In the late 1600s, Spanish explorers and nomadic bands of Apache began venturing and migrating into Southern Arizona. A Jesuit named Father Eusebio Kino attempted to convert the Tohono O’odham peoples to Christianity in 1687. In 1767, after the Jesuits were expelled from the area by King Carlos III, the Franciscans arrived and also attempted to bring Catholic Christianity to the area. The O’odham resisted, and eventually the Spanish were forced out of Mexican lands during the War of Mexican Independence in 1821. Pursuant to the Gadsden Treaty and Purchase, the United States bought the land in 1854 and Arizona became a territory in 1863 (McIntrye& AHS, 2008)

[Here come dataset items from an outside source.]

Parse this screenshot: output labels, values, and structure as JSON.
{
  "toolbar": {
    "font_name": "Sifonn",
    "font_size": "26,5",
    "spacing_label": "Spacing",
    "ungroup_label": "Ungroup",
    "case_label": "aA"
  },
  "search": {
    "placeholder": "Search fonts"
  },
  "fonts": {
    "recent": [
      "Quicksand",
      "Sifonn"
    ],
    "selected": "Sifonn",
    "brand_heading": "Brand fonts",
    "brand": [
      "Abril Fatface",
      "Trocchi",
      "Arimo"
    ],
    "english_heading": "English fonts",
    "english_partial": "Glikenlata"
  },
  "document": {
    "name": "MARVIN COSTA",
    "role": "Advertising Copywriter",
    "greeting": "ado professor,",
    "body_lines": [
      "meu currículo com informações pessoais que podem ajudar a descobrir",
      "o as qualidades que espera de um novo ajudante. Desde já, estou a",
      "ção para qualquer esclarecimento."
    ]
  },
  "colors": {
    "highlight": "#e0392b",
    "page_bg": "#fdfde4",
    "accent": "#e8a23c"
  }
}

At this time, the future of the Tohono O’odham depended on the United States Government. President Woodrow Wilson signed two executive orders (Executive Order Number 2300, and Executive Order Number 2524) that created boundaries designating public and Tohono O’odham land. Franklin Roosevelt’s New Deal Agenda drew reservation lines that continue to exist today. Under this agenda, the Tohono O’odham were authorized to occupy the second largest land reserve in the United States, land that covers over 2.8 million acres (McIntrye& AHS, 2008).

Remnants of their history exist today in the Ironwood Forest National Monument and the Sif Oidak District bordering it directly to the west, (Tohono O’odham Nation-Location, n.d.).